Macropterygius Temporal range: Late Jurassic, 150.8–145.5 Ma PreꞒ Ꞓ O S D C P T J K Pg N

Scientific classification
- Domain: Eukaryota
- Kingdom: Animalia
- Phylum: Chordata
- Class: Reptilia
- Order: †Ichthyosauria
- Family: †Ophthalmosauridae
- Genus: †Macropterygius Huene, 1922 (nomen conservandum)
- Species: †M. trigonus
- Binomial name: †Macropterygius trigonus (Owen, 1840) (nomen conservandum)
- Synonyms: Ichthyosaurus trigonus Owen, 1840 (nomen conservandum);

= Macropterygius =

- Genus: Macropterygius
- Species: trigonus
- Authority: (Owen, 1840), (nomen conservandum)
- Synonyms: Ichthyosaurus trigonus , Owen, 1840, (nomen conservandum)
- Parent authority: Huene, 1922, (nomen conservandum)

Extinct genus of reptiles

Macropterygius is a genus of ichthyosaurs known from the Late Jurassic (Kimmeridgian age) of England (Kimmeridge Clay formation). Though many specimens have been referred to this genus from all over Europe, the type specimen of the only recognized species, M. trigonus, consists of just a single vertebra. Because this cannot be used to distinguish ichthyosaurs from one another, the genus and species are currently considered nomina dubia (doubtful names).

==Discovery and species==
Originally described by Owen (1840) as a species of the genus Ichthyosaurus (I. trigonus). It has had an unstable taxonomic history, partly because the species was originally named without designating any particular specimen as the holotype. In 1889, the original type specimen of I. trigonus used by richard Owen was thought to be lost, and so Lydekker named several isolated vertebrae as the "type" of this species, though during this time there was no formal concept of a neotype. This created a problem, because the vertebrae selected by Lydekker came from unknown sediments and were not definitely associated with the original specimens named and described by Owen. Matters were complicated when the original holotype used by Owen was re-discovered, making the designation of a neotype unnecessary.
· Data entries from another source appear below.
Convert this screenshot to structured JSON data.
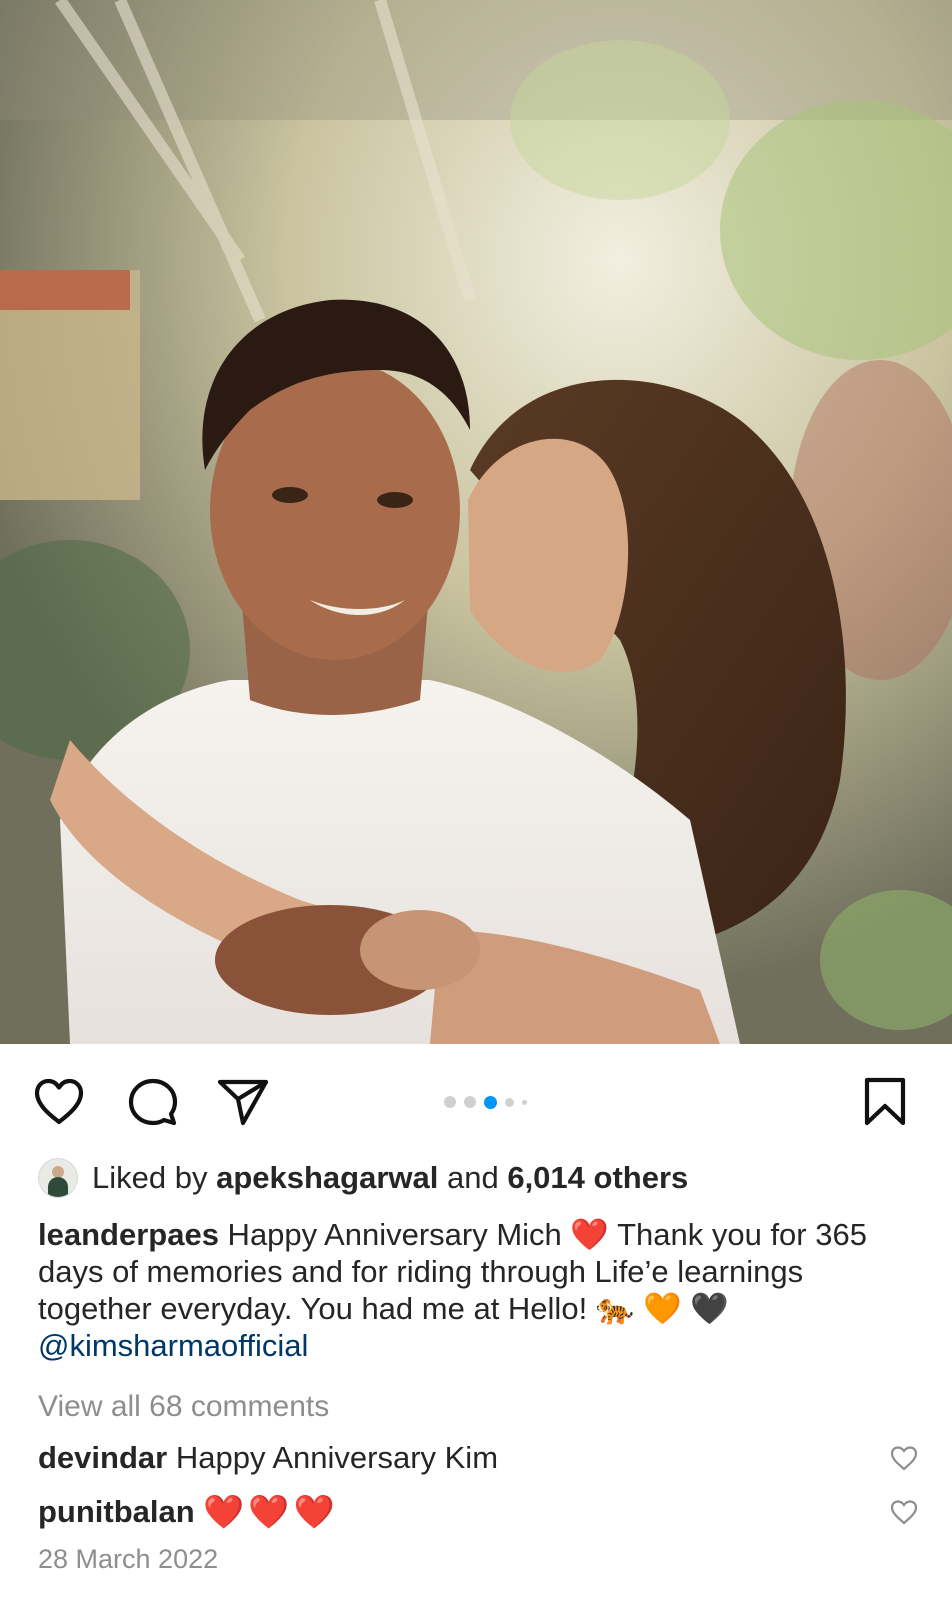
{
  "post": {
    "photo_alt": "photo",
    "carousel": {
      "count": 5,
      "active_index": 2
    },
    "actions": {
      "like_icon": "heart-outline-icon",
      "comment_icon": "comment-bubble-icon",
      "share_icon": "paper-plane-icon",
      "save_icon": "bookmark-icon"
    },
    "likes": {
      "prefix": "Liked by ",
      "user": "apekshagarwal",
      "middle": " and ",
      "count": "6,014 others"
    },
    "caption": {
      "username": "leanderpaes",
      "text1": " Happy Anniversary Mich ",
      "heart1": "❤️",
      "text2": " Thank you for 365 days of memories and for riding through Life’e learnings together everyday. You had me at Hello! ",
      "tiger": "🐅",
      "orange_heart": "🧡",
      "black_heart": "🖤",
      "mention": "@kimsharmaofficial"
    },
    "view_comments": "View all 68 comments",
    "comments": [
      {
        "username": "devindar",
        "text": " Happy Anniversary Kim"
      },
      {
        "username": "punitbalan",
        "text": "❤️❤️❤️"
      }
    ],
    "date": "28 March 2022",
    "colors": {
      "accent": "#0095f6",
      "mention": "#00376b",
      "muted": "#8e8e8e",
      "text": "#262626"
    }
  }
}
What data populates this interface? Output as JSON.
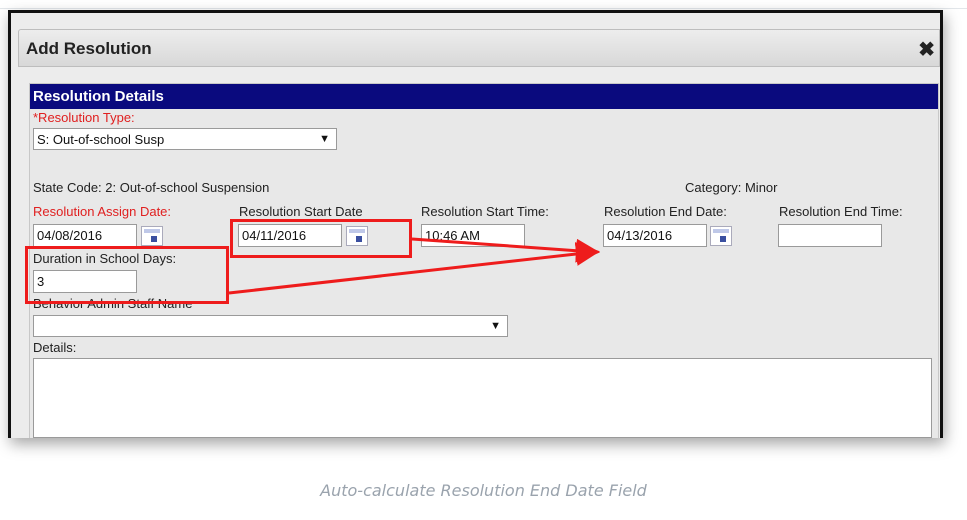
{
  "dialog": {
    "title": "Add Resolution",
    "close_glyph": "✖"
  },
  "panel": {
    "heading": "Resolution Details",
    "resolution_type": {
      "label": "*Resolution Type:",
      "value": "S: Out-of-school Susp"
    },
    "state_code": "State Code: 2: Out-of-school Suspension",
    "category": "Category: Minor",
    "assign_date": {
      "label": "Resolution Assign Date:",
      "value": "04/08/2016"
    },
    "start_date": {
      "label": "Resolution Start Date",
      "value": "04/11/2016"
    },
    "start_time": {
      "label": "Resolution Start Time:",
      "value": "10:46 AM"
    },
    "end_date": {
      "label": "Resolution End Date:",
      "value": "04/13/2016"
    },
    "end_time": {
      "label": "Resolution End Time:",
      "value": ""
    },
    "duration": {
      "label": "Duration in School Days:",
      "value": "3"
    },
    "staff": {
      "label": "Behavior Admin Staff Name",
      "value": ""
    },
    "details": {
      "label": "Details:",
      "value": ""
    }
  },
  "icons": {
    "calendar": "calendar-icon",
    "dropdown": "chevron-down-icon",
    "close": "close-icon"
  },
  "colors": {
    "header_bg": "#0a0a7e",
    "required_label": "#e02020",
    "highlight": "#ee1c1c"
  },
  "caption": "Auto-calculate Resolution End Date Field"
}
This situation was not officially fixed until 1993, when the International Commission on Zoological Nomenclature formally declared that Lydekker's statement about the "type" did not count as designating a neotype, and so the designation did not need to be reversed in light of the holotype's re-discovery. The ICZN, in the same decision (Opinion 1734, Case 2779), added the genus Macropterygius and species M. trigonus (originally I. trigonus) to the list of generic and specific names, making both names nomina conservanda. The original holotype specimen is currently held by the Academy of Natural Sciences in Philadelphia, cataloged as specimen number ANSP 10124.

In 2000, Bardet and Fernández found that the holotype specimen of Macropterygius trigonus is undiagnosible beyond the level of Ophthalmosauridae, thus this genus and species were considered nomina dubia.